On May 15, the U.S. sanctioned Valiollah Seif, the governor of the Central Bank of Iran, accusing him of helping the country’s Revolutionary Guard Corps transfer millions of dollars to Lebanon’s Hezbollah.
Ghasemi said this was an attempt to coerce other countries who have opposed last week’s decision by the US to withdraw from the 2015 nuclear deal with Iran.

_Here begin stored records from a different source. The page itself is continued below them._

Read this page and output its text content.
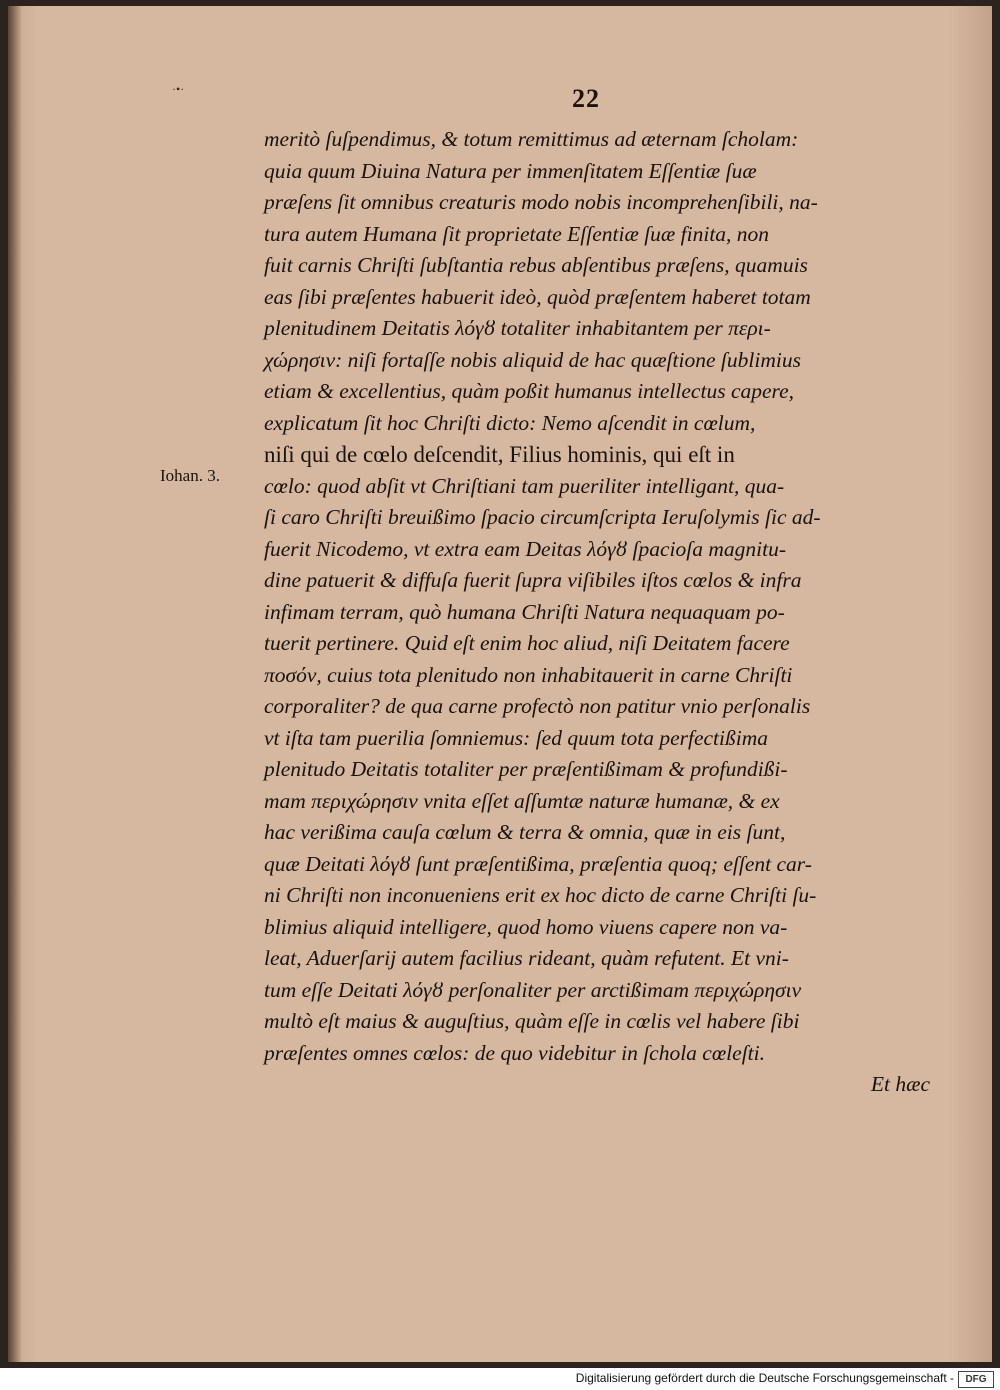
·•·	22
Iohan. 3.
meritò ſuſpendimus, & totum remittimus ad æternam ſcholam:
quia quum Diuina Natura per immenſitatem Eſſentiæ ſuæ
præſens ſit omnibus creaturis modo nobis incomprehenſibili, na-
tura autem Humana ſit proprietate Eſſentiæ ſuæ finita, non
fuit carnis Chriſti ſubſtantia rebus abſentibus præſens, quamuis
eas ſibi præſentes habuerit ideò, quòd præſentem haberet totam
plenitudinem Deitatis λόγȣ totaliter inhabitantem per περι-
χώρησιν: niſi fortaſſe nobis aliquid de hac quæſtione ſublimius
etiam & excellentius, quàm poßit humanus intellectus capere,
explicatum ſit hoc Chriſti dicto: Nemo aſcendit in cœlum,
niſi qui de cœlo deſcendit, Filius hominis, qui eſt in
cœlo: quod abſit vt Chriſtiani tam pueriliter intelligant, qua-
ſi caro Chriſti breuißimo ſpacio circumſcripta Ieruſolymis ſic ad-
fuerit Nicodemo, vt extra eam Deitas λόγȣ ſpacioſa magnitu-
dine patuerit & diffuſa fuerit ſupra viſibiles iſtos cœlos & infra
infimam terram, quò humana Chriſti Natura nequaquam po-
tuerit pertinere. Quid eſt enim hoc aliud, niſi Deitatem facere
ποσόν, cuius tota plenitudo non inhabitauerit in carne Chriſti
corporaliter? de qua carne profectò non patitur vnio perſonalis
vt iſta tam puerilia ſomniemus: ſed quum tota perfectißima
plenitudo Deitatis totaliter per præſentißimam & profundißi-
mam περιχώρησιν vnita eſſet aſſumtæ naturæ humanæ, & ex
hac verißima cauſa cœlum & terra & omnia, quæ in eis ſunt,
quæ Deitati λόγȣ ſunt præſentißima, præſentia quoq; eſſent car-
ni Chriſti non inconueniens erit ex hoc dicto de carne Chriſti ſu-
blimius aliquid intelligere, quod homo viuens capere non va-
leat, Aduerſarij autem facilius rideant, quàm refutent. Et vni-
tum eſſe Deitati λόγȣ perſonaliter per arctißimam περιχώρησιν
multò eſt maius & auguſtius, quàm eſſe in cœlis vel habere ſibi
præſentes omnes cœlos: de quo videbitur in ſchola cœleſti.
Et hæc
Digitalisierung gefördert durch die Deutsche Forschungsgemeinschaft -	DFG
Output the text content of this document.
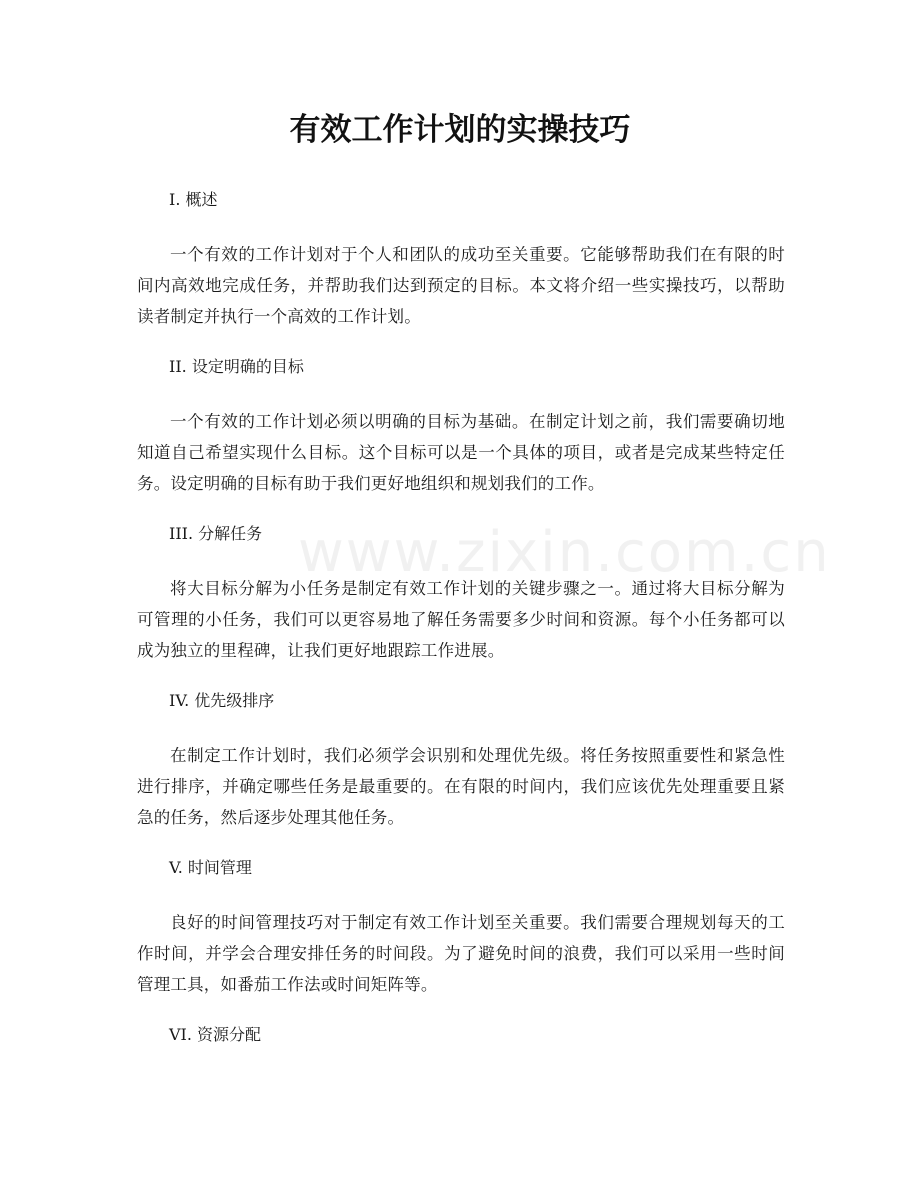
www.zixin.com.cn
有效工作计划的实操技巧

I. 概述

一个有效的工作计划对于个人和团队的成功至关重要。它能够帮助我们在有限的时间内高效地完成任务，并帮助我们达到预定的目标。本文将介绍一些实操技巧，以帮助读者制定并执行一个高效的工作计划。

II. 设定明确的目标

一个有效的工作计划必须以明确的目标为基础。在制定计划之前，我们需要确切地知道自己希望实现什么目标。这个目标可以是一个具体的项目，或者是完成某些特定任务。设定明确的目标有助于我们更好地组织和规划我们的工作。

III. 分解任务

将大目标分解为小任务是制定有效工作计划的关键步骤之一。通过将大目标分解为可管理的小任务，我们可以更容易地了解任务需要多少时间和资源。每个小任务都可以成为独立的里程碑，让我们更好地跟踪工作进展。

IV. 优先级排序

在制定工作计划时，我们必须学会识别和处理优先级。将任务按照重要性和紧急性进行排序，并确定哪些任务是最重要的。在有限的时间内，我们应该优先处理重要且紧急的任务，然后逐步处理其他任务。

V. 时间管理

良好的时间管理技巧对于制定有效工作计划至关重要。我们需要合理规划每天的工作时间，并学会合理安排任务的时间段。为了避免时间的浪费，我们可以采用一些时间管理工具，如番茄工作法或时间矩阵等。

VI. 资源分配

“Following the failure and destructive effects of its own mistakes and obvious misconceptions after its unilateral withdrawal from the JCPOA (nuclear deal), the US government is now trying to influence the will and decisions of the remaining members of the JCPOA and other countries in the world,” Ghasemi said. “These venomous policies have had, and will have, no success for America, and have made the government and nation of Iran more determined, patient and resistant than ever to confront the US,” he added.
Since its withdrawal from the nuclear deal last week, the US has announced new sanctions targeting the Revolutionary Guards financial networks.
That has included a currency exchange network, another central bank official, and executives from Iraq’s Al-Bilad Islamic Bank which Washington said provided a link to Hezbollah. “The United States will not permit Iran’s increasingly brazen abuse of the international financial system,” said U.S. Treasury Secretary Steven Mnuchin.
“The global community must remain vigilant against Iran’s deceptive efforts to provide financial support to its terrorist proxies.”